Abstract

The mechanics of solids is increasingly shaped by the need to model and predict phenomena that span multiple scales and involve the interplay of different physical processes. Real-world materials and structures rarely operate under single-field conditions; instead, mechanical, thermal, acoustic, and electromechanical effects interact in ways that strongly influence their overall behaviour. The contributions collected in this Special Collection of Science Progress illustrate recent progress in addressing such complexity. Together, they demonstrate how phase-field modelling, isogeometric analysis, micromechanical homogenization, and machine learning can be brought to bear on some of the most challenging problems in solid mechanics and materials science.
A central topic in the collection is fracture under thermal loading, a longstanding problem in engineering applications ranging from ceramics to composites. Yang and co-workers [doi:10.1177/00368504251325746] propose a phase-field framework for simulating thermal cracking in which a length-scale-insensitive degradation function is introduced. This formulation alleviates the mesh dependence that has often undermined predictive fidelity in thermo-fracture simulations. By ensuring that thermal gradients and crack propagation are consistently coupled, the method opens the way for more reliable modelling of failure in systems where temperature effects are decisive.
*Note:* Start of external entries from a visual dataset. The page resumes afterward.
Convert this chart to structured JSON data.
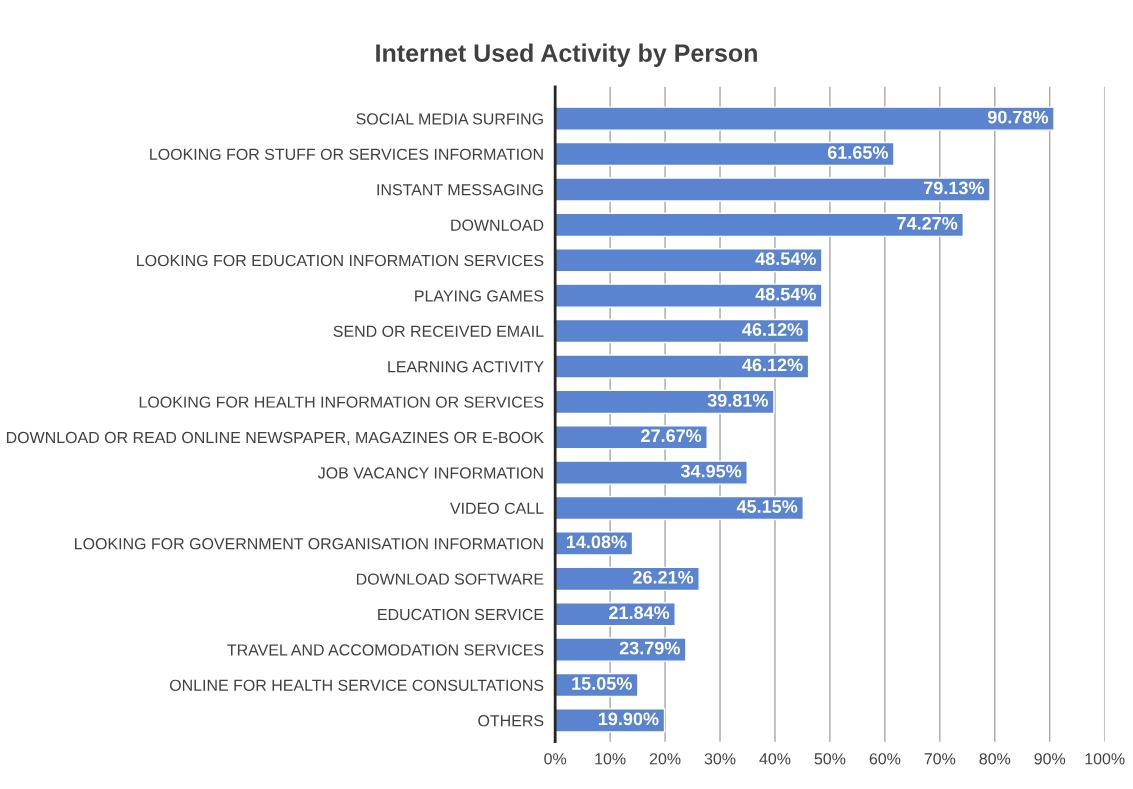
{
  "chart_data": {
    "type": "bar",
    "orientation": "horizontal",
    "title": "Internet Used Activity by Person",
    "categories": [
      "SOCIAL MEDIA SURFING",
      "LOOKING FOR STUFF OR SERVICES INFORMATION",
      "INSTANT MESSAGING",
      "DOWNLOAD",
      "LOOKING FOR EDUCATION INFORMATION SERVICES",
      "PLAYING GAMES",
      "SEND OR RECEIVED EMAIL",
      "LEARNING ACTIVITY",
      "LOOKING FOR HEALTH INFORMATION OR SERVICES",
      "DOWNLOAD OR READ ONLINE NEWSPAPER, MAGAZINES OR E-BOOK",
      "JOB VACANCY INFORMATION",
      "VIDEO CALL",
      "LOOKING FOR GOVERNMENT ORGANISATION INFORMATION",
      "DOWNLOAD SOFTWARE",
      "EDUCATION SERVICE",
      "TRAVEL AND ACCOMODATION SERVICES",
      "ONLINE FOR HEALTH SERVICE CONSULTATIONS",
      "OTHERS"
    ],
    "values": [
      90.78,
      61.65,
      79.13,
      74.27,
      48.54,
      48.54,
      46.12,
      46.12,
      39.81,
      27.67,
      34.95,
      45.15,
      14.08,
      26.21,
      21.84,
      23.79,
      15.05,
      19.9
    ],
    "value_labels": [
      "90.78%",
      "61.65%",
      "79.13%",
      "74.27%",
      "48.54%",
      "48.54%",
      "46.12%",
      "46.12%",
      "39.81%",
      "27.67%",
      "34.95%",
      "45.15%",
      "14.08%",
      "26.21%",
      "21.84%",
      "23.79%",
      "15.05%",
      "19.90%"
    ],
    "color": "#5b84d0",
    "xlim": [
      0,
      100
    ],
    "xticks": [
      {
        "value": 0,
        "label": "0%"
      },
      {
        "value": 10,
        "label": "10%"
      },
      {
        "value": 20,
        "label": "20%"
      },
      {
        "value": 30,
        "label": "30%"
      },
      {
        "value": 40,
        "label": "40%"
      },
      {
        "value": 50,
        "label": "50%"
      },
      {
        "value": 60,
        "label": "60%"
      },
      {
        "value": 70,
        "label": "70%"
      },
      {
        "value": 80,
        "label": "80%"
      },
      {
        "value": 90,
        "label": "90%"
      },
      {
        "value": 100,
        "label": "100%"
      }
    ],
    "grid": "x",
    "legend": false
  }
}
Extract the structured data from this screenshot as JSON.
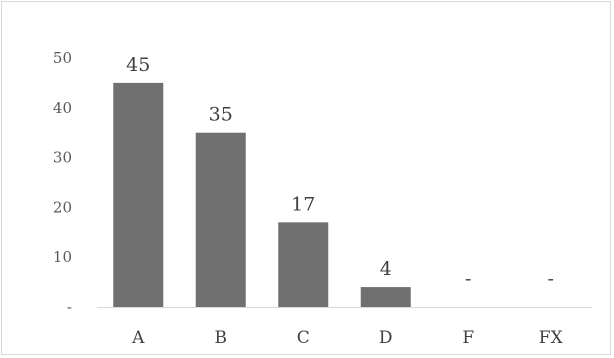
{
  "chart_data": {
    "type": "bar",
    "categories": [
      "A",
      "B",
      "C",
      "D",
      "F",
      "FX"
    ],
    "values": [
      45,
      35,
      17,
      4,
      0,
      0
    ],
    "data_labels": [
      "45",
      "35",
      "17",
      "4",
      "-",
      "-"
    ],
    "y_tick_labels": [
      "-",
      "10",
      "20",
      "30",
      "40",
      "50"
    ],
    "ylim": [
      0,
      50
    ],
    "grid": false,
    "bar_color": "#707070",
    "axis_color": "#d9d9d9"
  }
}
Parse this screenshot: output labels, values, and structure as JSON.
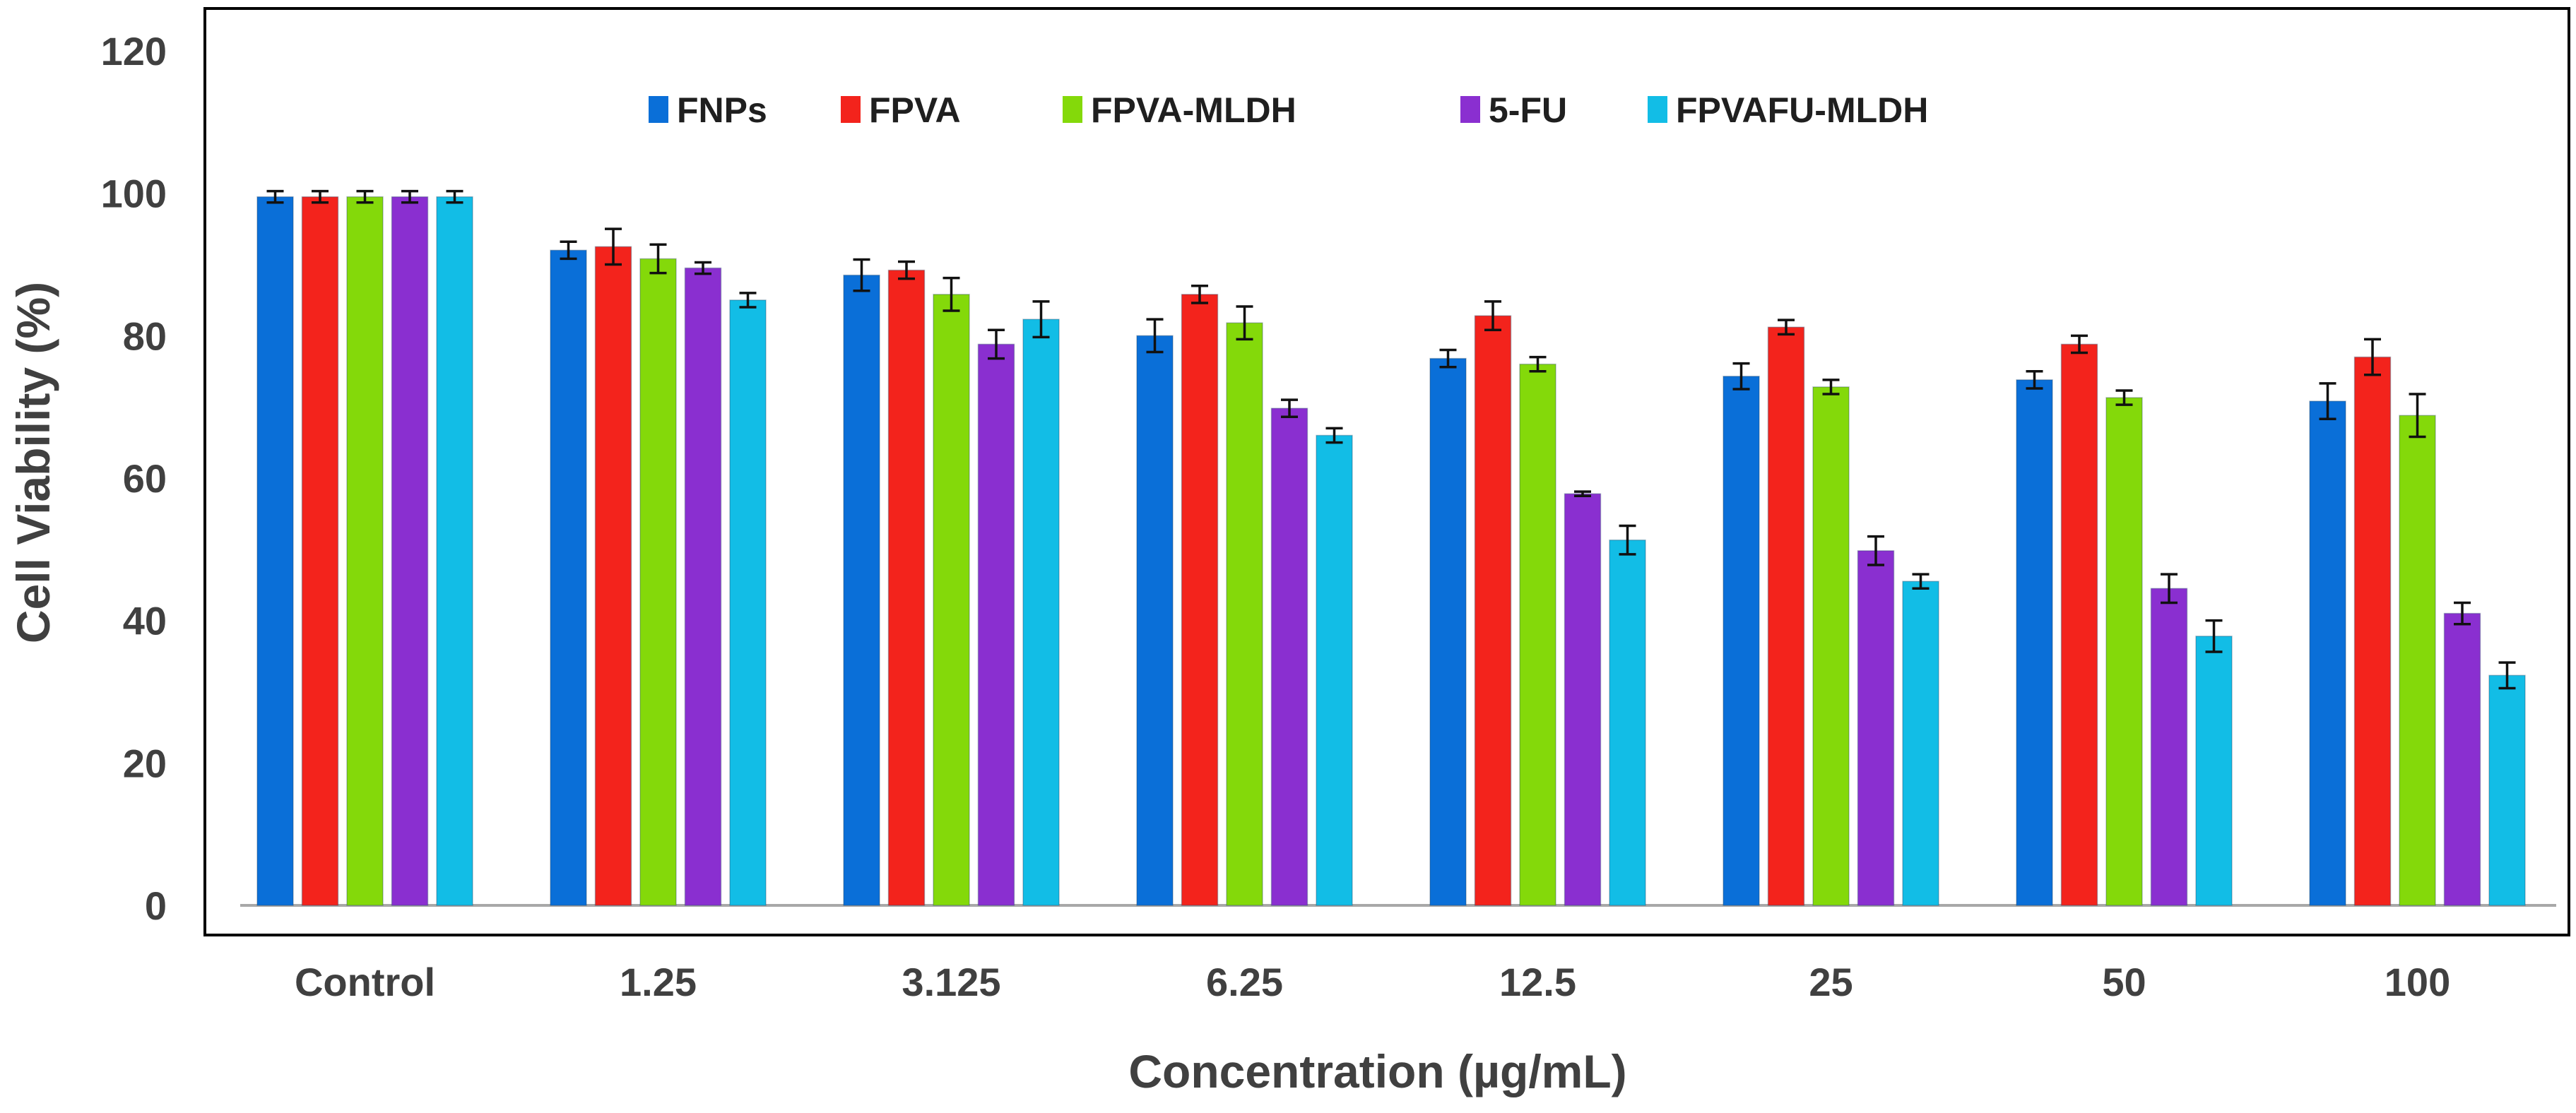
{
  "chart_data": {
    "type": "bar",
    "title": "",
    "xlabel": "Concentration (µg/mL)",
    "ylabel": "Cell Viability (%)",
    "ylim": [
      0,
      120
    ],
    "yticks": [
      0,
      20,
      40,
      60,
      80,
      100,
      120
    ],
    "grid": false,
    "legend_position": "top",
    "categories": [
      "Control",
      "1.25",
      "3.125",
      "6.25",
      "12.5",
      "25",
      "50",
      "100"
    ],
    "series": [
      {
        "name": "FNPs",
        "color": "#0a6fd8",
        "values": [
          99.5,
          92,
          88.5,
          80,
          76.8,
          74.3,
          73.8,
          70.8
        ],
        "errors": [
          0.8,
          1.2,
          2.2,
          2.3,
          1.2,
          1.8,
          1.2,
          2.5
        ]
      },
      {
        "name": "FPVA",
        "color": "#f3231c",
        "values": [
          99.5,
          92.5,
          89.2,
          85.8,
          82.8,
          81.2,
          78.8,
          77
        ],
        "errors": [
          0.8,
          2.5,
          1.2,
          1.2,
          2,
          1,
          1.2,
          2.5
        ]
      },
      {
        "name": "FPVA-MLDH",
        "color": "#84d90a",
        "values": [
          99.5,
          90.8,
          85.8,
          81.8,
          76,
          72.8,
          71.3,
          68.8
        ],
        "errors": [
          0.8,
          2,
          2.3,
          2.3,
          1,
          1,
          1,
          3
        ]
      },
      {
        "name": "5-FU",
        "color": "#8a2fd0",
        "values": [
          99.5,
          89.5,
          78.8,
          69.8,
          57.8,
          49.8,
          44.5,
          41
        ],
        "errors": [
          0.8,
          0.8,
          2,
          1.2,
          0.3,
          2,
          2,
          1.5
        ]
      },
      {
        "name": "FPVAFU-MLDH",
        "color": "#12bde6",
        "values": [
          99.5,
          85,
          82.3,
          66,
          51.3,
          45.5,
          37.8,
          32.3
        ],
        "errors": [
          0.8,
          1,
          2.5,
          1,
          2,
          1,
          2.2,
          1.8
        ]
      }
    ]
  }
}
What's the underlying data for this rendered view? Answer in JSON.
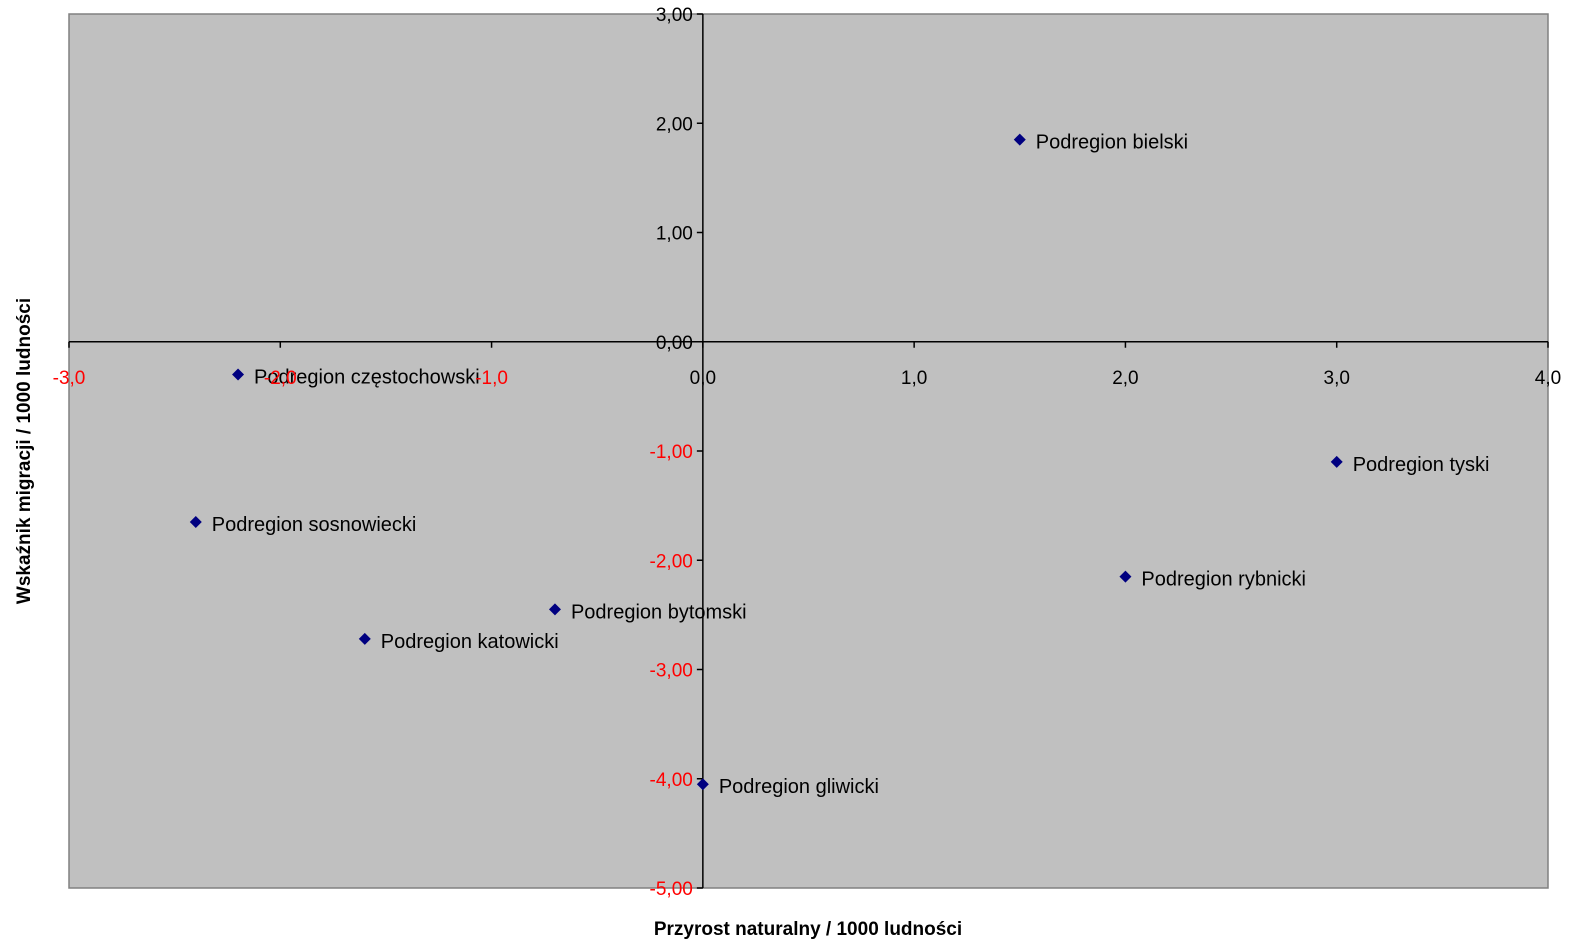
{
  "chart_data": {
    "type": "scatter",
    "title": "",
    "xlabel": "Przyrost naturalny / 1000 ludności",
    "ylabel": "Wskaźnik migracji / 1000 ludności",
    "xlim": [
      -3.0,
      4.0
    ],
    "ylim": [
      -5.0,
      3.0
    ],
    "x_ticks": [
      -3.0,
      -2.0,
      -1.0,
      0.0,
      1.0,
      2.0,
      3.0,
      4.0
    ],
    "x_tick_labels": [
      "-3,0",
      "-2,0",
      "-1,0",
      "0,0",
      "1,0",
      "2,0",
      "3,0",
      "4,0"
    ],
    "y_ticks": [
      3.0,
      2.0,
      1.0,
      0.0,
      -1.0,
      -2.0,
      -3.0,
      -4.0,
      -5.0
    ],
    "y_tick_labels": [
      "3,00",
      "2,00",
      "1,00",
      "0,00",
      "-1,00",
      "-2,00",
      "-3,00",
      "-4,00",
      "-5,00"
    ],
    "grid": false,
    "legend": "none",
    "colors": {
      "plot_background": "#c0c0c0",
      "marker": "#000080",
      "positive_tick": "#000000",
      "negative_tick": "#ff0000",
      "axis_line": "#000000"
    },
    "points": [
      {
        "label": "Podregion bielski",
        "x": 1.5,
        "y": 1.85
      },
      {
        "label": "Podregion częstochowski",
        "x": -2.2,
        "y": -0.3
      },
      {
        "label": "Podregion tyski",
        "x": 3.0,
        "y": -1.1
      },
      {
        "label": "Podregion sosnowiecki",
        "x": -2.4,
        "y": -1.65
      },
      {
        "label": "Podregion rybnicki",
        "x": 2.0,
        "y": -2.15
      },
      {
        "label": "Podregion bytomski",
        "x": -0.7,
        "y": -2.45
      },
      {
        "label": "Podregion katowicki",
        "x": -1.6,
        "y": -2.72
      },
      {
        "label": "Podregion gliwicki",
        "x": 0.0,
        "y": -4.05
      }
    ]
  }
}
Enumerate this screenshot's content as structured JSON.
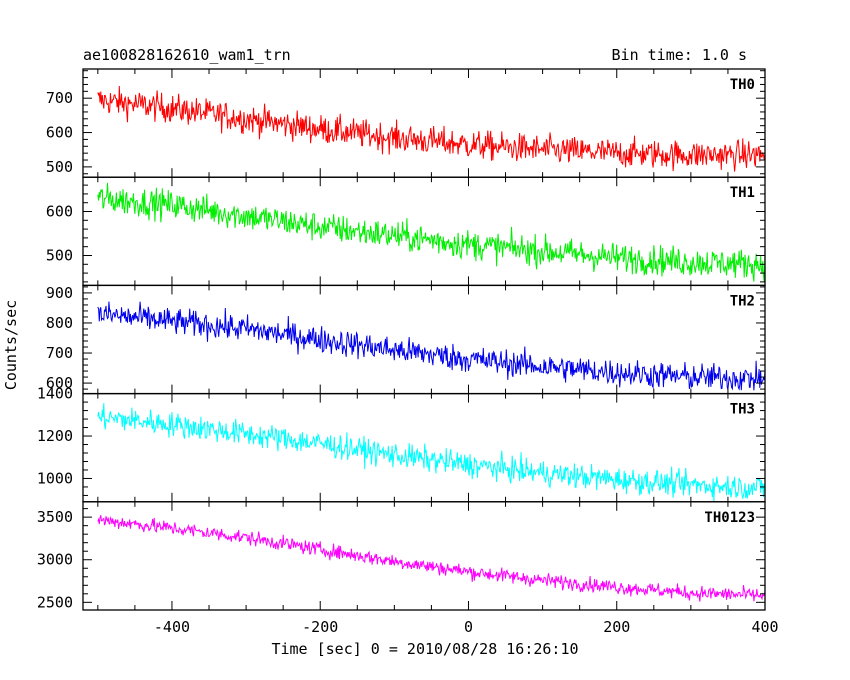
{
  "header": {
    "title": "ae100828162610_wam1_trn",
    "bin_time": "Bin time: 1.0 s"
  },
  "chart_data": {
    "type": "line",
    "xlabel": "Time [sec] 0 = 2010/08/28 16:26:10",
    "ylabel": "Counts/sec",
    "xlim": [
      -520,
      400
    ],
    "x_ticks": [
      -400,
      -200,
      0,
      200,
      400
    ],
    "x_range": [
      -500,
      400
    ],
    "bin_seconds": 1.0,
    "panels": [
      {
        "name": "TH0",
        "color": "#ff0000",
        "ylim": [
          470,
          785
        ],
        "y_ticks": [
          500,
          600,
          700
        ],
        "trend": [
          [
            -500,
            695
          ],
          [
            -400,
            670
          ],
          [
            -300,
            640
          ],
          [
            -200,
            610
          ],
          [
            -100,
            585
          ],
          [
            0,
            565
          ],
          [
            100,
            550
          ],
          [
            200,
            540
          ],
          [
            300,
            535
          ],
          [
            400,
            535
          ]
        ],
        "noise": 30
      },
      {
        "name": "TH1",
        "color": "#00ee00",
        "ylim": [
          432,
          678
        ],
        "y_ticks": [
          500,
          600
        ],
        "trend": [
          [
            -500,
            630
          ],
          [
            -400,
            615
          ],
          [
            -300,
            590
          ],
          [
            -200,
            565
          ],
          [
            -100,
            545
          ],
          [
            0,
            525
          ],
          [
            100,
            510
          ],
          [
            200,
            495
          ],
          [
            300,
            485
          ],
          [
            400,
            480
          ]
        ],
        "noise": 24
      },
      {
        "name": "TH2",
        "color": "#0000ee",
        "ylim": [
          565,
          925
        ],
        "y_ticks": [
          600,
          700,
          800,
          900
        ],
        "trend": [
          [
            -500,
            830
          ],
          [
            -400,
            805
          ],
          [
            -300,
            780
          ],
          [
            -200,
            745
          ],
          [
            -100,
            710
          ],
          [
            0,
            680
          ],
          [
            100,
            655
          ],
          [
            200,
            635
          ],
          [
            300,
            620
          ],
          [
            400,
            615
          ]
        ],
        "noise": 32
      },
      {
        "name": "TH3",
        "color": "#00ffff",
        "ylim": [
          890,
          1400
        ],
        "y_ticks": [
          1000,
          1200,
          1400
        ],
        "trend": [
          [
            -500,
            1290
          ],
          [
            -400,
            1255
          ],
          [
            -300,
            1210
          ],
          [
            -200,
            1165
          ],
          [
            -100,
            1110
          ],
          [
            0,
            1065
          ],
          [
            100,
            1025
          ],
          [
            200,
            995
          ],
          [
            300,
            970
          ],
          [
            400,
            955
          ]
        ],
        "noise": 42
      },
      {
        "name": "TH0123",
        "color": "#ff00ff",
        "ylim": [
          2410,
          3680
        ],
        "y_ticks": [
          2500,
          3000,
          3500
        ],
        "trend": [
          [
            -500,
            3470
          ],
          [
            -400,
            3370
          ],
          [
            -300,
            3260
          ],
          [
            -200,
            3120
          ],
          [
            -100,
            2980
          ],
          [
            0,
            2860
          ],
          [
            100,
            2760
          ],
          [
            200,
            2680
          ],
          [
            300,
            2610
          ],
          [
            400,
            2580
          ]
        ],
        "noise": 60
      }
    ]
  }
}
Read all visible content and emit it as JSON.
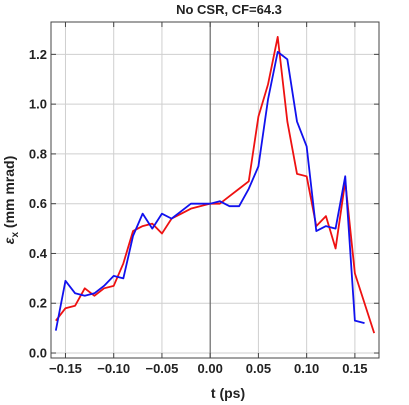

Wave propagation in solids provides another example where multiphysics considerations are crucial. Gao and colleagues [doi:10.1177/00368504251357783] focus on two-dimensional acoustic models with ground reflection, a problem of practical importance in environmental acoustics and vibroacoustic design. They integrate Taylor expansion approximations with deep neural network surrogates into an isogeometric framework. The resulting approach maintains the geometric accuracy and spectral properties of isogeometric discretization while significantly accelerating computation. Their work exemplifies a growing trend in the field: combining rigourous numerical techniques with data-driven accelerators to make high-fidelity simulation feasible for large and complex systems.
The collection also highlights the role of machine learning in predicting functional properties of advanced materials. Ferroelectrics and piezoelectrics present particular challenges because their dielectric and electromechanical responses depend sensitively on microstructure and composition. Wang et al. [doi:10.1177/00368504251320846] demonstrate that deep neural networks can be trained to predict dielectric properties of ferroelectric materials with accuracy and efficiency, thereby providing a powerful surrogate for computationally expensive first-principles or continuum approaches. Building on this theme, Zhang and co-authors [doi:10.1177/00368504251359081] apply a similar strategy to sodium bismuth titanate (NBT)-based ceramics, predicting their piezoelectric properties through neural network modelling. These two studies, taken together, show how data-driven approaches are increasingly capable of bridging the gap between complex material descriptors and macroscopic functional performance, enabling faster exploration of design spaces for next-generation lead-free ceramics.
Complementing these methodological and data-driven contributions is a study of micromechanical interphases in bio-based composites. Grant, Hadavinia, Williams, and Koutsonas [doi:10.1177/00368504251324044] address the challenge of characterizing the elastic properties of interphase regions in cellulose nanocrystal/epoxy nanocomposites. Using a combination of analytical homogenization and finite element simulations, they quantify the differences between untreated and esterified interphases. Their results demonstrate how subtle chemical modifications can significantly influence interphase stiffness and thereby alter the effective mechanical properties of the composite. This work underscores the importance of interphases in multiscale mechanics and highlights the potential of bio-nanocomposites as sustainable high-performance materials.
Although these contributions address problems that range from thermal fracture and acoustic wave propagation to dielectric and piezoelectric functionality and composite micromechanics, several common threads emerge. Each study underscores the need for methods that can faithfully transmit information across scales, whether from microstructure to macroscopic response or from detailed boundary interactions to large-scale system behaviour. Each also emphasizes efficiency alongside rigour, whether through length-scale-insensitive formulations, surrogate modelling with deep learning, or hybrid analytical–numerical approaches. Above all, the works show how advances in modelling are driven by application challenges, ensuring that theoretical and computational developments remain connected to practical engineering needs.
In presenting these five open-access contributions, this Special Collection provides a timely overview of the challenges and opportunities at the intersection of scales and physics in solids. The works collected here will serve as both practical resources and conceptual inspiration for researchers in mechanics, materials science, and applied mathematics. We thank the authors, reviewers, and editorial staff whose efforts have made this collection possible, and we hope it will stimulate further advances in the predictive modelling of complex solid systems.